According to a published report, Aurobindo Pharma Ltd., a Hyderabad, India-based company that focuses on R&D for a number of pharmaceutical ingredient products, is one of the two bidders for the building and its 21-acre site on Route 1. The company, which operates largely in Asia, has links to the US through affiliated companies based in Pomona, CA and Lexington, KY.
The other bidder is reported to be Lee Kum Kee USA Foods, a California-based division of a Hong Kong-based food products company. While the three companies involved will not comment on the process, local officials in this Middlesex County township confirm that L'Oreal has in fact received the two bids for its property.
The asking price for the building has not been announced and the companies involved are mum on the relevant numbers in their bids. Industry observers, however, estimate that the building, which was opened in the late 1980s, will bring L'Oreal somewhere in the range of $7.5 million to $10 million.

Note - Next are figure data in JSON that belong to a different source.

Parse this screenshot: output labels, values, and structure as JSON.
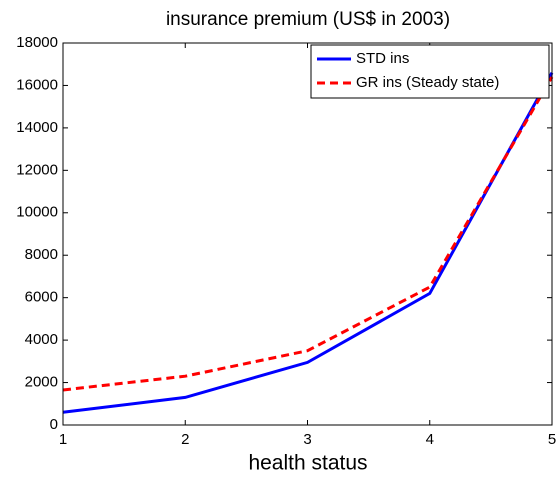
{
  "chart_data": {
    "type": "line",
    "title": "insurance premium (US$ in 2003)",
    "x_label": "health status",
    "x": [
      1,
      2,
      3,
      4,
      5
    ],
    "series": [
      {
        "name": "STD ins",
        "color": "#0000ff",
        "dash": "solid",
        "values": [
          600,
          1300,
          2950,
          6200,
          16600
        ]
      },
      {
        "name": "GR ins (Steady state)",
        "color": "#ff0000",
        "dash": "dashed",
        "values": [
          1650,
          2300,
          3500,
          6500,
          16400
        ]
      }
    ],
    "xlim": [
      1,
      5
    ],
    "xticks": [
      1,
      2,
      3,
      4,
      5
    ],
    "ylim": [
      0,
      18000
    ],
    "yticks": [
      0,
      2000,
      4000,
      6000,
      8000,
      10000,
      12000,
      14000,
      16000,
      18000
    ],
    "grid": false,
    "legend": "northeast"
  }
}
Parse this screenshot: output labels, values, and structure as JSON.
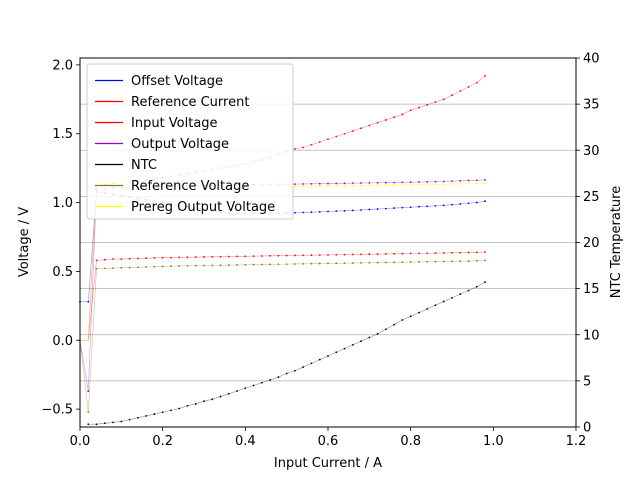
{
  "chart_data": {
    "type": "line",
    "xlabel": "Input Current / A",
    "ylabel_left": "Voltage / V",
    "ylabel_right": "NTC Temperature",
    "xlim": [
      0,
      1.2
    ],
    "ylim_left": [
      -0.63,
      2.05
    ],
    "ylim_right": [
      0,
      40
    ],
    "x_ticks": [
      "0.0",
      "0.2",
      "0.4",
      "0.6",
      "0.8",
      "1.0",
      "1.2"
    ],
    "y_left_ticks": [
      "−0.5",
      "0.0",
      "0.5",
      "1.0",
      "1.5",
      "2.0"
    ],
    "y_right_ticks": [
      "0",
      "5",
      "10",
      "15",
      "20",
      "25",
      "30",
      "35",
      "40"
    ],
    "grid": "horizontal lines on right axis ticks",
    "legend_position": "upper-left",
    "x": [
      0.0,
      0.02,
      0.04,
      0.06,
      0.08,
      0.1,
      0.12,
      0.14,
      0.16,
      0.18,
      0.2,
      0.22,
      0.24,
      0.26,
      0.28,
      0.3,
      0.32,
      0.34,
      0.36,
      0.38,
      0.4,
      0.42,
      0.44,
      0.46,
      0.48,
      0.5,
      0.52,
      0.54,
      0.56,
      0.58,
      0.6,
      0.62,
      0.64,
      0.66,
      0.68,
      0.7,
      0.72,
      0.74,
      0.76,
      0.78,
      0.8,
      0.82,
      0.84,
      0.86,
      0.88,
      0.9,
      0.92,
      0.94,
      0.96,
      0.98
    ],
    "series": [
      {
        "name": "Offset Voltage",
        "axis": "left",
        "color": "#0000ff",
        "values": [
          0.28,
          0.28,
          1.08,
          1.07,
          1.06,
          1.05,
          1.04,
          1.03,
          1.02,
          1.01,
          1.0,
          0.99,
          0.98,
          0.97,
          0.96,
          0.95,
          0.94,
          0.93,
          0.925,
          0.922,
          0.92,
          0.92,
          0.92,
          0.92,
          0.922,
          0.924,
          0.926,
          0.928,
          0.93,
          0.932,
          0.935,
          0.938,
          0.94,
          0.943,
          0.946,
          0.95,
          0.953,
          0.956,
          0.96,
          0.963,
          0.966,
          0.97,
          0.973,
          0.976,
          0.98,
          0.985,
          0.99,
          0.995,
          1.0,
          1.01
        ]
      },
      {
        "name": "Reference Current",
        "axis": "left",
        "color": "#ff0000",
        "values": [
          0.0,
          0.0,
          0.58,
          0.585,
          0.59,
          0.59,
          0.592,
          0.594,
          0.596,
          0.598,
          0.6,
          0.6,
          0.602,
          0.603,
          0.604,
          0.605,
          0.606,
          0.607,
          0.608,
          0.609,
          0.61,
          0.611,
          0.612,
          0.613,
          0.614,
          0.615,
          0.616,
          0.617,
          0.618,
          0.619,
          0.62,
          0.621,
          0.622,
          0.623,
          0.624,
          0.625,
          0.626,
          0.627,
          0.628,
          0.629,
          0.63,
          0.631,
          0.632,
          0.633,
          0.634,
          0.635,
          0.636,
          0.637,
          0.638,
          0.64
        ]
      },
      {
        "name": "Input Voltage",
        "axis": "left",
        "color": "#ff0000",
        "values": [
          0.0,
          0.0,
          1.12,
          1.13,
          1.14,
          1.14,
          1.15,
          1.15,
          1.16,
          1.17,
          1.18,
          1.19,
          1.2,
          1.21,
          1.22,
          1.23,
          1.24,
          1.25,
          1.26,
          1.27,
          1.28,
          1.3,
          1.31,
          1.33,
          1.35,
          1.37,
          1.39,
          1.4,
          1.42,
          1.44,
          1.46,
          1.48,
          1.5,
          1.52,
          1.54,
          1.56,
          1.58,
          1.6,
          1.62,
          1.64,
          1.67,
          1.69,
          1.71,
          1.73,
          1.75,
          1.78,
          1.81,
          1.84,
          1.87,
          1.92
        ]
      },
      {
        "name": "Output Voltage",
        "axis": "left",
        "color": "#9900cc",
        "values": [
          0.0,
          -0.37,
          1.1,
          1.1,
          1.105,
          1.108,
          1.11,
          1.112,
          1.114,
          1.116,
          1.118,
          1.12,
          1.12,
          1.121,
          1.122,
          1.123,
          1.124,
          1.125,
          1.126,
          1.127,
          1.128,
          1.129,
          1.13,
          1.131,
          1.132,
          1.133,
          1.134,
          1.135,
          1.136,
          1.137,
          1.138,
          1.139,
          1.14,
          1.141,
          1.142,
          1.143,
          1.144,
          1.145,
          1.146,
          1.147,
          1.148,
          1.149,
          1.15,
          1.152,
          1.154,
          1.156,
          1.158,
          1.16,
          1.162,
          1.165
        ]
      },
      {
        "name": "NTC",
        "axis": "right",
        "color": "#000000",
        "values": [
          null,
          0.3,
          0.3,
          0.4,
          0.5,
          0.6,
          0.8,
          1.0,
          1.2,
          1.4,
          1.6,
          1.8,
          2.0,
          2.3,
          2.5,
          2.8,
          3.0,
          3.3,
          3.6,
          3.9,
          4.2,
          4.5,
          4.8,
          5.1,
          5.4,
          5.8,
          6.1,
          6.5,
          6.9,
          7.3,
          7.7,
          8.1,
          8.5,
          8.9,
          9.3,
          9.7,
          10.1,
          10.6,
          11.1,
          11.6,
          12.0,
          12.4,
          12.8,
          13.2,
          13.6,
          14.0,
          14.4,
          14.8,
          15.2,
          15.7
        ]
      },
      {
        "name": "Reference Voltage",
        "axis": "left",
        "color": "#808000",
        "values": [
          0.0,
          -0.52,
          0.52,
          0.522,
          0.524,
          0.526,
          0.528,
          0.53,
          0.532,
          0.534,
          0.536,
          0.538,
          0.54,
          0.541,
          0.542,
          0.543,
          0.544,
          0.545,
          0.546,
          0.547,
          0.548,
          0.549,
          0.55,
          0.551,
          0.552,
          0.553,
          0.554,
          0.555,
          0.556,
          0.557,
          0.558,
          0.559,
          0.56,
          0.561,
          0.562,
          0.563,
          0.564,
          0.565,
          0.566,
          0.567,
          0.568,
          0.569,
          0.57,
          0.571,
          0.572,
          0.573,
          0.574,
          0.575,
          0.577,
          0.58
        ]
      },
      {
        "name": "Prereg Output Voltage",
        "axis": "left",
        "color": "#ffff00",
        "values": [
          0.0,
          0.0,
          1.15,
          1.15,
          1.15,
          1.14,
          1.14,
          1.13,
          1.13,
          1.12,
          1.12,
          1.12,
          1.11,
          1.11,
          1.11,
          1.11,
          1.11,
          1.11,
          1.11,
          1.11,
          1.11,
          1.111,
          1.112,
          1.113,
          1.114,
          1.115,
          1.116,
          1.117,
          1.118,
          1.119,
          1.12,
          1.121,
          1.122,
          1.123,
          1.124,
          1.125,
          1.126,
          1.127,
          1.128,
          1.129,
          1.13,
          1.131,
          1.132,
          1.133,
          1.134,
          1.135,
          1.136,
          1.137,
          1.138,
          1.14
        ]
      }
    ]
  }
}
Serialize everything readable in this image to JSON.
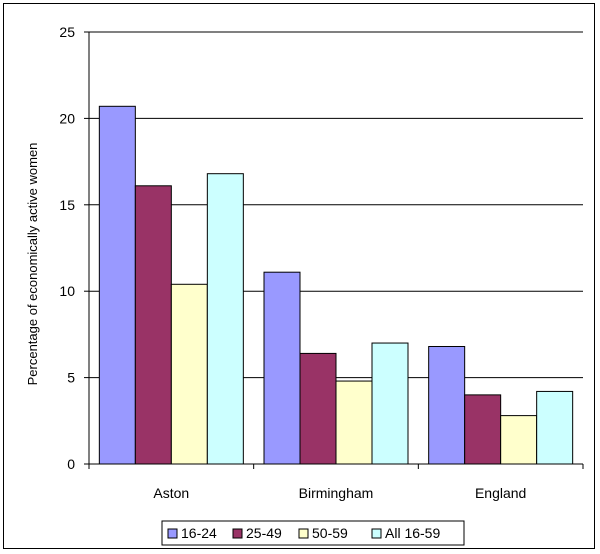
{
  "chart_data": {
    "type": "bar",
    "categories": [
      "Aston",
      "Birmingham",
      "England"
    ],
    "series": [
      {
        "name": "16-24",
        "color": "#9999ff",
        "values": [
          20.7,
          11.1,
          6.8
        ]
      },
      {
        "name": "25-49",
        "color": "#993366",
        "values": [
          16.1,
          6.4,
          4.0
        ]
      },
      {
        "name": "50-59",
        "color": "#ffffcc",
        "values": [
          10.4,
          4.8,
          2.8
        ]
      },
      {
        "name": "All 16-59",
        "color": "#ccffff",
        "values": [
          16.8,
          7.0,
          4.2
        ]
      }
    ],
    "title": "",
    "xlabel": "",
    "ylabel": "Percentage of economically active women",
    "ylim": [
      0,
      25
    ],
    "yticks": [
      0,
      5,
      10,
      15,
      20,
      25
    ],
    "grid": true,
    "legend_position": "bottom"
  }
}
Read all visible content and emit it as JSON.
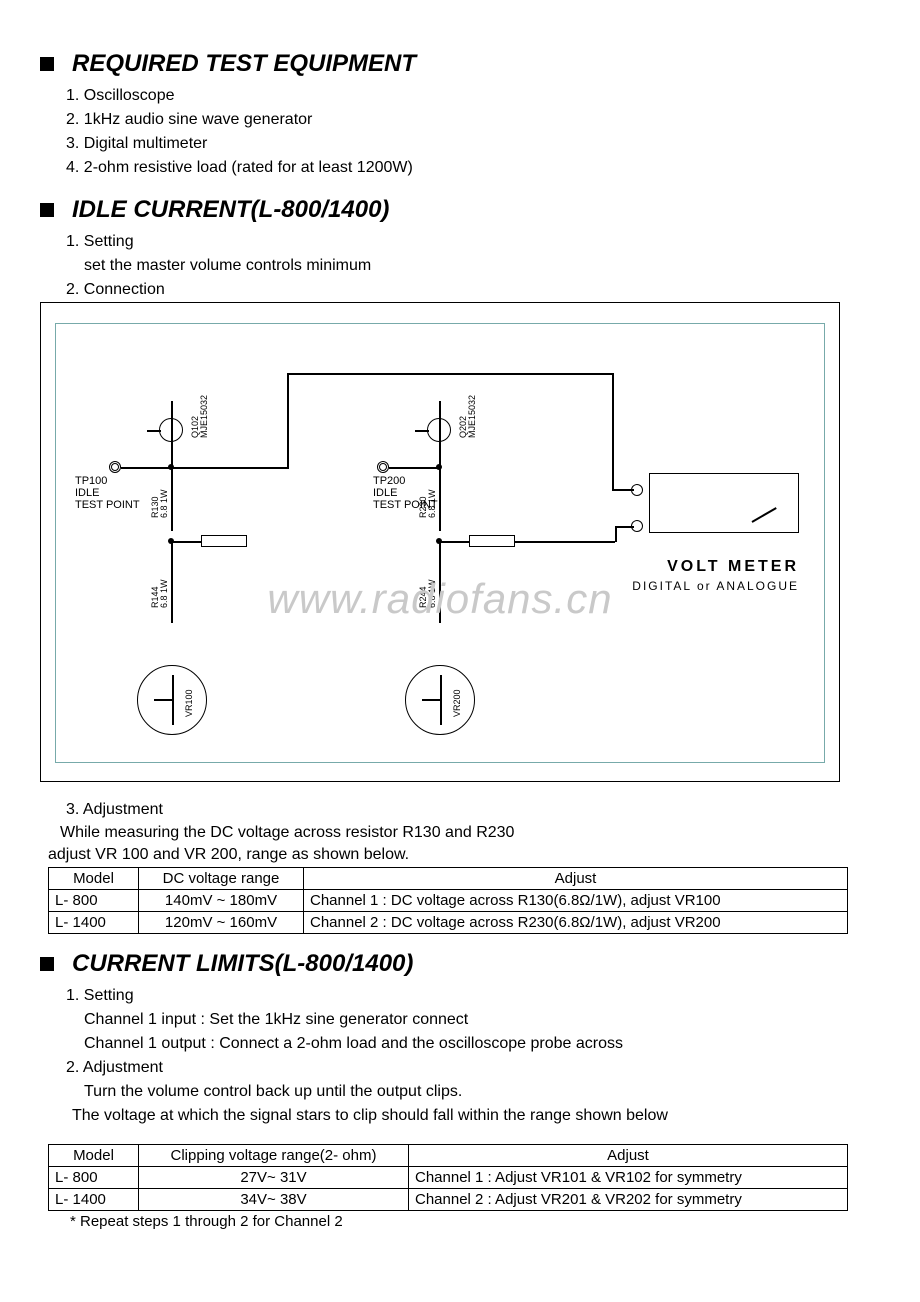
{
  "sections": {
    "equipment": {
      "title": "REQUIRED TEST EQUIPMENT",
      "items": [
        "1. Oscilloscope",
        "2. 1kHz audio sine wave generator",
        "3. Digital multimeter",
        "4. 2-ohm resistive load (rated for at least 1200W)"
      ]
    },
    "idle": {
      "title": "IDLE CURRENT(L-800/1400)",
      "steps": {
        "s1": "1. Setting",
        "s1a": "set the master volume controls minimum",
        "s2": "2. Connection",
        "s3": "3. Adjustment"
      },
      "adj_text_1": "While measuring the DC voltage across resistor R130 and  R230",
      "adj_text_2": " adjust VR 100 and VR 200, range  as shown below."
    },
    "limits": {
      "title": "CURRENT LIMITS(L-800/1400)",
      "steps": {
        "s1": "1. Setting",
        "s1a": "Channel 1 input : Set the 1kHz  sine generator connect",
        "s1b": "Channel 1 output : Connect a 2-ohm load and the oscilloscope probe across",
        "s2": "2. Adjustment",
        "s2a": " Turn the volume control back up until the output clips.",
        "s2b": "The voltage at which the signal stars to clip should fall within the range shown below"
      },
      "note": "* Repeat steps 1 through 2 for Channel 2"
    }
  },
  "diagram": {
    "watermark": "www.radiofans.cn",
    "vmeter_title": "VOLT  METER",
    "vmeter_sub": "DIGITAL or ANALOGUE",
    "tp100": "TP100\nIDLE\nTEST POINT",
    "tp200": "TP200\nIDLE\nTEST POINT",
    "q102": "Q102\nMJE15032",
    "q202": "Q202\nMJE15032",
    "r130": "R130\n6.8 1W",
    "r230": "R230\n6.8 1W",
    "r144": "R144\n6.8 1W",
    "r244": "R244\n6.8 1W",
    "vr100": "VR100",
    "vr200": "VR200"
  },
  "table_idle": {
    "columns": [
      "Model",
      "DC voltage range",
      "Adjust"
    ],
    "col_widths": [
      "90px",
      "165px",
      "auto"
    ],
    "rows": [
      [
        "L- 800",
        "140mV ~ 180mV",
        "Channel 1 : DC voltage across R130(6.8Ω/1W), adjust VR100"
      ],
      [
        "L- 1400",
        "120mV ~ 160mV",
        "Channel 2 : DC voltage across R230(6.8Ω/1W), adjust VR200"
      ]
    ]
  },
  "table_limits": {
    "columns": [
      "Model",
      "Clipping voltage range(2- ohm)",
      "Adjust"
    ],
    "col_widths": [
      "90px",
      "270px",
      "auto"
    ],
    "rows": [
      [
        "L- 800",
        "27V~ 31V",
        "Channel 1 : Adjust VR101 & VR102 for symmetry"
      ],
      [
        "L- 1400",
        "34V~ 38V",
        "Channel 2 : Adjust VR201 & VR202 for symmetry"
      ]
    ]
  },
  "colors": {
    "fg": "#000000",
    "bg": "#ffffff",
    "watermark": "#c9c9c9",
    "frame": "#7aa"
  }
}
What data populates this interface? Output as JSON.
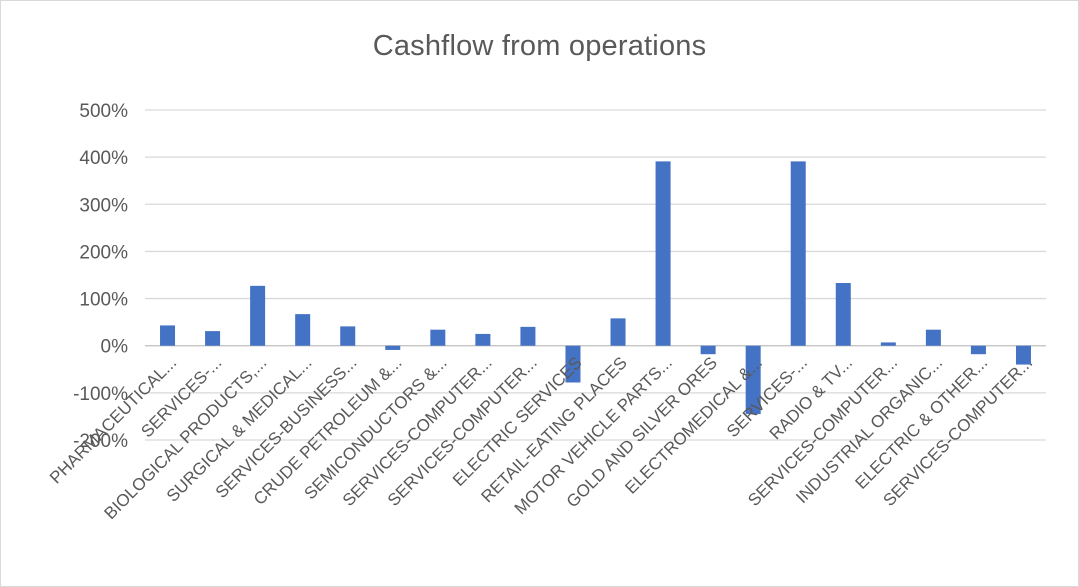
{
  "chart_data": {
    "type": "bar",
    "title": "Cashflow from operations",
    "xlabel": "",
    "ylabel": "",
    "ylim": [
      -200,
      500
    ],
    "yticks": [
      500,
      400,
      300,
      200,
      100,
      0,
      -100,
      -200
    ],
    "ytick_labels": [
      "500%",
      "400%",
      "300%",
      "200%",
      "100%",
      "0%",
      "-100%",
      "-200%"
    ],
    "grid": true,
    "legend": "none",
    "bar_color": "#4472c4",
    "categories": [
      "PHARMACEUTICAL...",
      "SERVICES-...",
      "BIOLOGICAL PRODUCTS,...",
      "SURGICAL & MEDICAL...",
      "SERVICES-BUSINESS...",
      "CRUDE PETROLEUM &...",
      "SEMICONDUCTORS &...",
      "SERVICES-COMPUTER...",
      "SERVICES-COMPUTER...",
      "ELECTRIC SERVICES",
      "RETAIL-EATING PLACES",
      "MOTOR VEHICLE PARTS...",
      "GOLD AND SILVER ORES",
      "ELECTROMEDICAL &...",
      "SERVICES-...",
      "RADIO & TV...",
      "SERVICES-COMPUTER...",
      "INDUSTRIAL ORGANIC...",
      "ELECTRIC & OTHER...",
      "SERVICES-COMPUTER..."
    ],
    "values": [
      43,
      31,
      127,
      67,
      41,
      -9,
      34,
      25,
      40,
      -78,
      58,
      391,
      -18,
      -145,
      391,
      133,
      7,
      34,
      -18,
      -40
    ]
  }
}
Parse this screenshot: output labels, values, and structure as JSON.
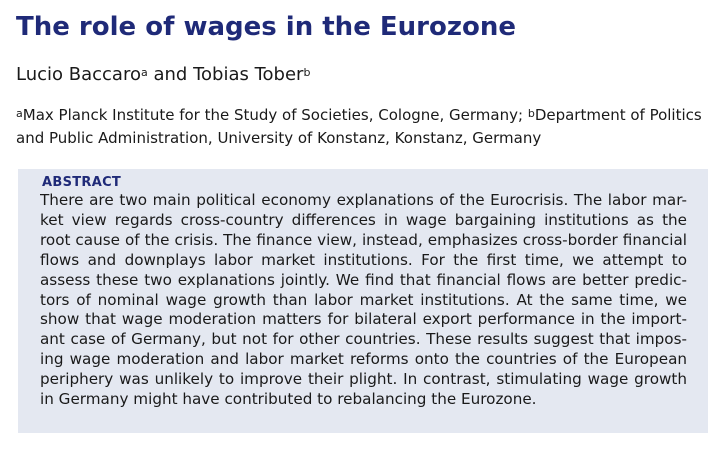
{
  "title": "The role of wages in the Eurozone",
  "authors": {
    "author1": "Lucio Baccaro",
    "author1_sup": "a",
    "connector": "and",
    "author2": "Tobias Tober",
    "author2_sup": "b"
  },
  "affiliations": {
    "a_sup": "a",
    "a_text": "Max Planck Institute for the Study of Societies, Cologne, Germany;",
    "b_sup": "b",
    "b_text_line1": "Department of Politics",
    "b_text_line2": "and Public Administration, University of Konstanz, Konstanz, Germany"
  },
  "abstract": {
    "heading": "ABSTRACT",
    "lines": [
      "There are two main political economy explanations of the Eurocrisis. The labor mar-",
      "ket view regards cross-country differences in wage bargaining institutions as the",
      "root cause of the crisis. The finance view, instead, emphasizes cross-border financial",
      "flows and downplays labor market institutions. For the first time, we attempt to",
      "assess these two explanations jointly. We find that financial flows are better predic-",
      "tors of nominal wage growth than labor market institutions. At the same time, we",
      "show that wage moderation matters for bilateral export performance in the import-",
      "ant case of Germany, but not for other countries. These results suggest that impos-",
      "ing wage moderation and labor market reforms onto the countries of the European",
      "periphery was unlikely to improve their plight. In contrast, stimulating wage growth",
      "in Germany might have contributed to rebalancing the Eurozone."
    ]
  }
}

The shutdown represents a slight cutback of L'Oreal's operations in the Garden State, with the local assembly operation slated to be outsourced. A total of about 120 full- and part-time jobs are involved in the closure, although company officials say that about one-quarter to one-third of those employees, all full-time positions, will be relocated to the company's other Garden State locations in Somerset, Edison, Piscataway and Clark.
A sale of the building would give local officials one less headache. The announcement of L'Oreal's closure followed quickly on the heels of Johnson & Johnson's announcement that it would close its 500-employee manufacturing plant just up the highway. The fate of J&J's building has not yet been determined.